ACE Team, creators of outlandish first-person brawler Zeno Clash, have finally delivered a sequel. Players of the original will be pleased to know that questions will be answered, and people that haven’t yet done so should definitely go experience the original Zeno Clash. Aside from its predecessor, of course, the real question is that of how well Zeno Clash II measures up.
The story follows our former-corwid (insane forest-dweller) Ghat and his psuedo-sister Rimat though the bizarre world of Zenozoik as they attempt to uncover the truth behind the demented patriarch responsible for their unusual upbringing and the gravelly-voiced golem, who has brought unwelcome changes to Ghat and Rimat’s society. Thankfully, an overwhelming majority of Ghat’s problems can be solved by smashing their faces in, an art in which the man is an utter specialist.
While Zeno Clash II is playable in a co-op mode (in which if one player goes down, both fail), it is readily enjoyed as a solo experience. Traversing Zenozoik is one part exploration, two parts fighting. Unlike the original, ZCII provides large, open areas instead of limited, linear paths to which you are bound. For the curious adventurer, this means a huge plethora of collectibles, secrets, pickups, and weapons. Among the various findings are also skill totems, which give you skill points to spend on better stats in combat and the ability to bring stronger allies into battle with you.
The two parts combat are where things turn from “interesting” to “fascinating.” As you may have guessed, a majority of fighting is performed with your bare hands and feet. Ghat has a huge arsenal of combos and special moves at his disposal this time around, and unless you experiment a lot or attempt to find the most efficient ways to destroy enemies, the system can be a tad confusing. To make things more complex, heavy melee weapons such as hammers and ranged weapons like shotguns and pistols get thrown into the mix, whether found in caches or held by enemies. Lastly, Ghat acquires a few special tools through his journey that have the ability to drastically alter combat.
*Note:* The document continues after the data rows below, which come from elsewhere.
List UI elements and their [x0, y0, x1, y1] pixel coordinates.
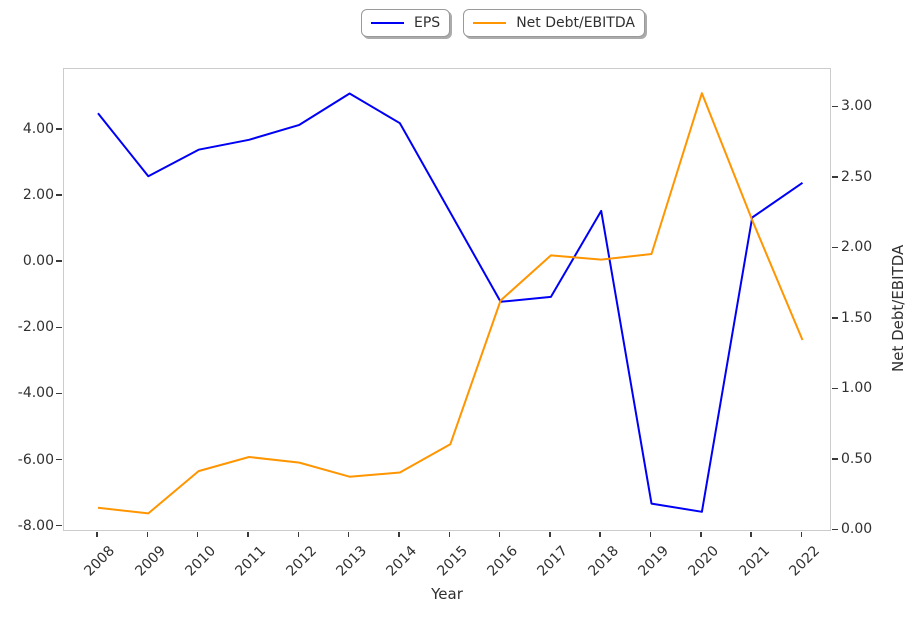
x-axis-tick-label: 2019 [635, 543, 672, 580]
y-axis-left-tick [56, 392, 62, 395]
x-axis-label: Year [431, 585, 463, 603]
x-axis-tick [347, 532, 350, 537]
y-axis-right-tick [832, 387, 838, 390]
x-axis-tick [750, 532, 752, 537]
y-axis-left-tick-label: -6.00 [17, 451, 54, 468]
x-axis-tick-label: 2018 [585, 543, 622, 580]
legend-net-debt-ebitda: Net Debt/EBITDA [463, 9, 645, 37]
y-axis-left-tick-label: 2.00 [22, 186, 54, 203]
y-axis-right-tick-label: 2.00 [841, 239, 873, 256]
x-axis-tick-label: 2022 [786, 543, 823, 580]
x-axis-tick-label: 2012 [283, 543, 320, 580]
x-axis-tick [146, 532, 149, 537]
x-axis-tick [700, 532, 702, 537]
net-debt-ebitda-line-swatch [473, 22, 507, 24]
x-axis-tick [448, 532, 450, 537]
x-axis-tick [599, 532, 601, 537]
y-axis-left-tick [56, 326, 62, 329]
x-axis-tick-label: 2013 [333, 543, 370, 580]
x-axis-tick-label: 2010 [182, 543, 219, 580]
y-axis-right-tick-label: 0.50 [841, 450, 873, 467]
x-axis-tick-label: 2011 [232, 543, 270, 580]
y-axis-right-tick [832, 458, 838, 460]
y-axis-left-tick-label: 4.00 [22, 120, 54, 137]
x-axis-tick-label: 2015 [434, 543, 471, 580]
x-axis-tick-label: 2021 [735, 543, 773, 580]
x-axis-tick [398, 532, 400, 537]
y-axis-left-tick [56, 194, 62, 196]
y-axis-right-tick-label: 2.50 [841, 168, 873, 185]
x-axis-tick-label: 2008 [81, 543, 119, 580]
legend-eps: EPS [361, 9, 451, 37]
x-axis-tick [649, 532, 652, 537]
net-debt-ebitda-line [97, 92, 804, 515]
y-axis-left-tick [56, 524, 62, 527]
legend-eps-label: EPS [414, 15, 441, 31]
y-axis-right-tick-label: 3.00 [841, 98, 873, 115]
y-axis-right-tick [832, 176, 838, 178]
x-axis-tick [549, 532, 551, 537]
x-axis-tick-label: 2020 [685, 543, 723, 580]
y-axis-right-tick [832, 528, 838, 531]
x-axis-tick-label: 2014 [383, 543, 421, 580]
y-axis-right-tick [832, 105, 838, 108]
y-axis-left-tick [56, 458, 62, 461]
x-axis-tick [498, 532, 501, 537]
x-axis-tick [800, 532, 803, 537]
legend: EPS Net Debt/EBITDA [361, 9, 645, 37]
y-axis-left-tick-label: 0.00 [22, 253, 54, 270]
x-axis-tick [297, 532, 300, 537]
x-axis-tick [96, 532, 98, 537]
x-axis-tick-label: 2009 [132, 543, 169, 580]
eps-line-swatch [371, 22, 404, 24]
y-axis-right-tick [832, 317, 838, 319]
y-axis-left-tick-label: -4.00 [17, 385, 54, 402]
x-axis-tick-label: 2016 [484, 543, 521, 580]
x-axis-tick [196, 532, 199, 537]
y-axis-right-label: Net Debt/EBITDA [889, 244, 907, 372]
legend-net-debt-ebitda-label: Net Debt/EBITDA [516, 15, 635, 31]
chart-svg [97, 92, 804, 515]
y-axis-left-tick [56, 260, 62, 262]
y-axis-right-tick-label: 1.00 [841, 380, 873, 397]
y-axis-left-tick-label: -2.00 [17, 319, 54, 336]
y-axis-left-tick-label: -8.00 [17, 517, 54, 534]
plot-area [63, 68, 831, 531]
y-axis-left-tick [56, 128, 62, 130]
eps-line [97, 92, 804, 513]
y-axis-right-tick-label: 1.50 [841, 309, 873, 326]
y-axis-right-tick-label: 0.00 [841, 521, 873, 538]
y-axis-right-tick [832, 246, 838, 249]
x-axis-tick [247, 532, 249, 537]
x-axis-tick-label: 2017 [534, 543, 572, 580]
We are beyond fascinating at this point.
While I could spend hours analyzing the four special weapons Ghat earns, the final in particular strikes me as game making/breaking. A gauntlet that glows an eerie green, the link weapon allows you to select two objects, enemies, or a mix of both. As long as the two entities are linked, each will suffer everything that happens to the first.
This opens up a lot of possibilities. Say, for instance, that you link two enemies, then kick one of them off a cliff this-is-sparta style. The linked enemy will drop dead. Say you link a powerup totem and an enemy, then use the totem as a punching bag. The linked enemy will receive equal damage and knockback from every blow. Attacks that strike multiple targets hit linked enemies/objects twice – and no enemies are immune. At the same time, it’s not overpowered. There is still plenty of challenge to be had (in the absence of cliffs).
Zeno Clash II’s only downside is its unfortunate length. I spent a great deal of time exploring and seeking out hidden rewards, and still completed the campaign in under eight hours. Fortunately, between co-op functionality, a competitive campaign leaderboard, higher difficulties and a small array of side quests, this first-person brawler presents a decent amount of replayability, especially considering its somewhat meager price tag of $20.
As the exploration of a greatly expanded Zenozoik and the unique action Zeno Clash II presents are an iconic example of the potential of developers unhindered by demanding publishers, and as much overall fun as the game presents, Zeno Clash II is a must-have for adventurers and hardcore gamers alike. Highly recommend.